The hip joint can move in many directions and therefore although hip opening (also known as external rotation) is one way to release tight hips it is not the only way. As with everything in life our bodies thrive off balance. If we are always focussing on opening our hips we are neglecting the other movements of the hips and creating imbalance. This imbalance is just some yogi idea of your Chakras being out of balance this is a physical imbalance within your joint which can translate into pain, lack of mobility, lack of stability and even excessive wear and tear of the joint (osteoarthritis). Okay, so now you are probably terrified of ever doing a hip opening pose again – don’t be – remember the word BALANCE.
To have healthy and functional hips we need to make sure we are using all the different aspects of the hip of which there are many and I’ve broken them down for you below. Before we get into them though, let’s touch on the reason the hip has so many aspects and why it is such an important joint.
The hip is a ball and socket joint. Which in essence means the top of the thigh bone (femur) is shaped a little like a ball…one that your dog chewed a bit and left in the garden, but a ball none the less.
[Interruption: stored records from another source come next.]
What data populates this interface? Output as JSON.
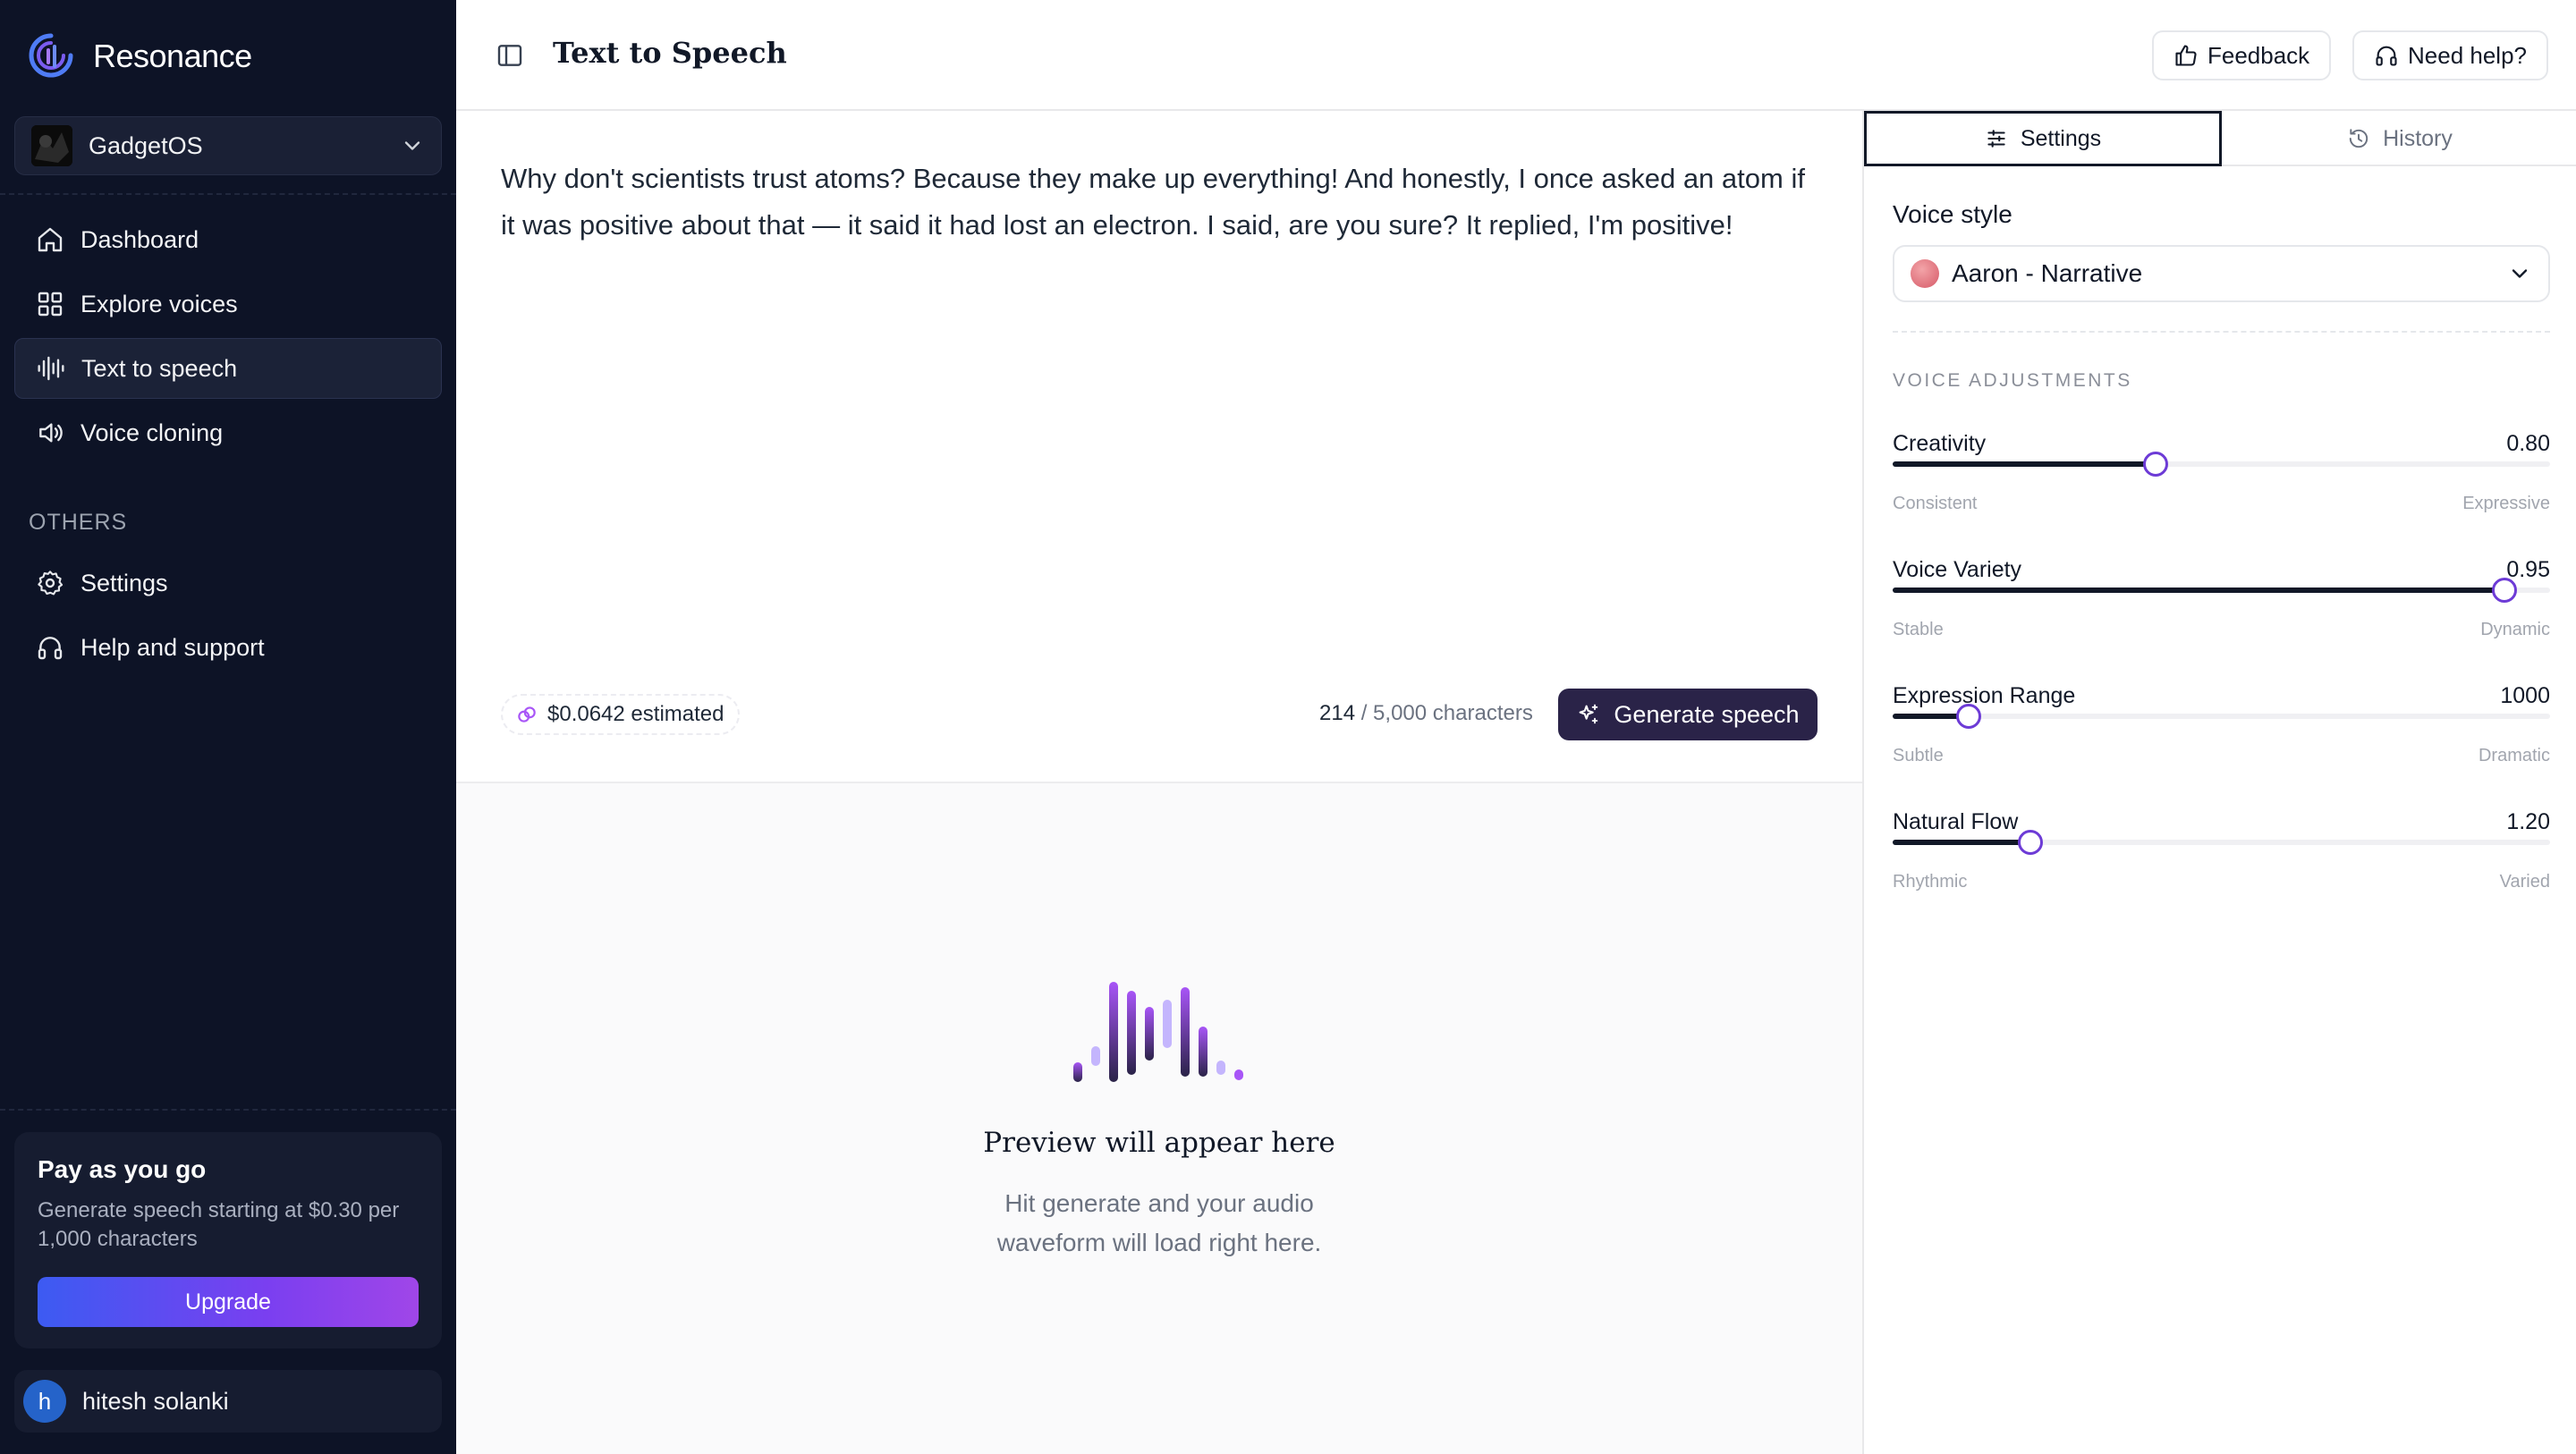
{
  "sidebar": {
    "brand": "Resonance",
    "workspace": "GadgetOS",
    "nav": [
      {
        "label": "Dashboard",
        "icon": "home-icon"
      },
      {
        "label": "Explore voices",
        "icon": "grid-icon"
      },
      {
        "label": "Text to speech",
        "icon": "waveform-icon",
        "active": true
      },
      {
        "label": "Voice cloning",
        "icon": "speaker-icon"
      }
    ],
    "others_heading": "OTHERS",
    "others": [
      {
        "label": "Settings",
        "icon": "gear-icon"
      },
      {
        "label": "Help and support",
        "icon": "headphones-icon"
      }
    ],
    "upgrade_card": {
      "title": "Pay as you go",
      "description": "Generate speech starting at $0.30 per 1,000 characters",
      "button": "Upgrade"
    },
    "user": {
      "initial": "h",
      "name": "hitesh solanki"
    }
  },
  "header": {
    "title": "Text to Speech",
    "feedback": "Feedback",
    "help": "Need help?"
  },
  "editor": {
    "text": "Why don't scientists trust atoms? Because they make up everything! And honestly, I once asked an atom if it was positive about that — it said it had lost an electron. I said, are you sure? It replied, I'm positive!",
    "cost": "$0.0642 estimated",
    "char_used": "214",
    "char_limit": "/ 5,000 characters",
    "generate": "Generate speech"
  },
  "preview": {
    "title": "Preview will appear here",
    "description_line1": "Hit generate and your audio",
    "description_line2": "waveform will load right here."
  },
  "panel": {
    "tabs": {
      "settings": "Settings",
      "history": "History"
    },
    "voice_style_label": "Voice style",
    "voice_selected": "Aaron - Narrative",
    "adjustments_title": "VOICE ADJUSTMENTS",
    "sliders": [
      {
        "name": "Creativity",
        "value": "0.80",
        "level": 0.4,
        "min_label": "Consistent",
        "max_label": "Expressive"
      },
      {
        "name": "Voice Variety",
        "value": "0.95",
        "level": 0.93,
        "min_label": "Stable",
        "max_label": "Dynamic"
      },
      {
        "name": "Expression Range",
        "value": "1000",
        "level": 0.115,
        "min_label": "Subtle",
        "max_label": "Dramatic"
      },
      {
        "name": "Natural Flow",
        "value": "1.20",
        "level": 0.21,
        "min_label": "Rhythmic",
        "max_label": "Varied"
      }
    ]
  },
  "colors": {
    "sidebar_bg": "#0d1326",
    "accent": "#6d3bd6",
    "generate_bg": "#2a2348"
  }
}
This ‘ball’ sits into a socket which is a cup-like space in pelvis. The socket and ball don’t completely match shape and as you can imagine bone rubbing against bone wouldn’t really be pleasant so there is a cartilage lining in the joint and which the movement of your hip much more pleasant and keeps the head of the thigh bone in place. One of the dangers of overusing your hip in one direction is that you can wear this cartilage down potentially causing osteoarthritis.
Pigeon Pose is an example of external hip rotation and features in most hip opening classes
Your hip joint is what attaches your leg to your torso, which you’ll agree makes it a pretty major joint. As well the hip joint is the largest ball and socket joint in the body, so definitely it is one of the body’s celebrities in terms of joints. The hip takes the weight of your spine and head while you walk or run therefore strength and stability are important. Just try to imagine walking if your hip joints were weak and unstable, it would be a nightmare! If we have imbalanced hips, we begin to compromise the function of the joint and simple things like walking and running can be affected. It is important we keep our hips strong as well as mobile. You can read more about that here.
A ball and socket joint provides the largest range of motion of all the joint types. We all know our daily habits don’t promote complete use of our joints. For example, sitting in a chair isn’t going to keep our hips mobile for when we want to squat down to pick up a heavy amazon order. This is why moving our hips in yoga became a thing! It is in principle really good for us, as long as we do it in a balanced and safe way.
So now you know what the joint is and why it is useful let’s get to the physical movement bit.
External Rotation – The famous yoga super star This is the hip opening bit and the most popular direction of movement in many yoga classes, probably because is there is oddly pleasant sensation that comes with stretching out the hip to release it.
Examples: Pigeon pose, sitting crossed legged
Internal rotation – The neglected sibling of external rotation Internal rotation is the rotation of the thigh inwards, so the direct opposite to external rotation. The is probably the least used movement of the hip in yoga.
Examples: Eagle Pose, the hip of the floating leg in Warrior 3 to keep the pelvis level
Flexion and extension - The silent hardworking friends who are always around but you don’t really know what they do These are the forward and backward motions of the hip. Flexion is when the leg moves forward and the belly and thigh get closer whereas extension is when the leg moves behind you.
Flexion Example: Forward fold, knee to chest, sitting into a chair Extension Example: Hip of the back leg in a lunge, all backbends
Abduction and Adduction: The people whose names you can’t place till you see a photo These two movements are becoming slightly wider known given the increase in popularity of training glutes. These guys are responsible for moving the leg to the side of the body (abduction) and moving it back towards the body (adduction)
Abduction Examples: Getting out of a car, wide legged forward fold Adduction Examples: Getting into a car, side plank when you stack your feet
These are the basic motions of the hip. These actions can be combined to create multidimensional movements which help us in daily life and yoga.
Your brain is probably swimming by now but hopefully you can see that the hips are not just designed to be opened, there are loads of directions of movement. The ball and socket hip joint is a mobile and strong joint which we need to keep in top form to be able to walk and run and live. You don’t have to avoid hip opening poses, or even hip opening classes, but just make sure you are finding some balance.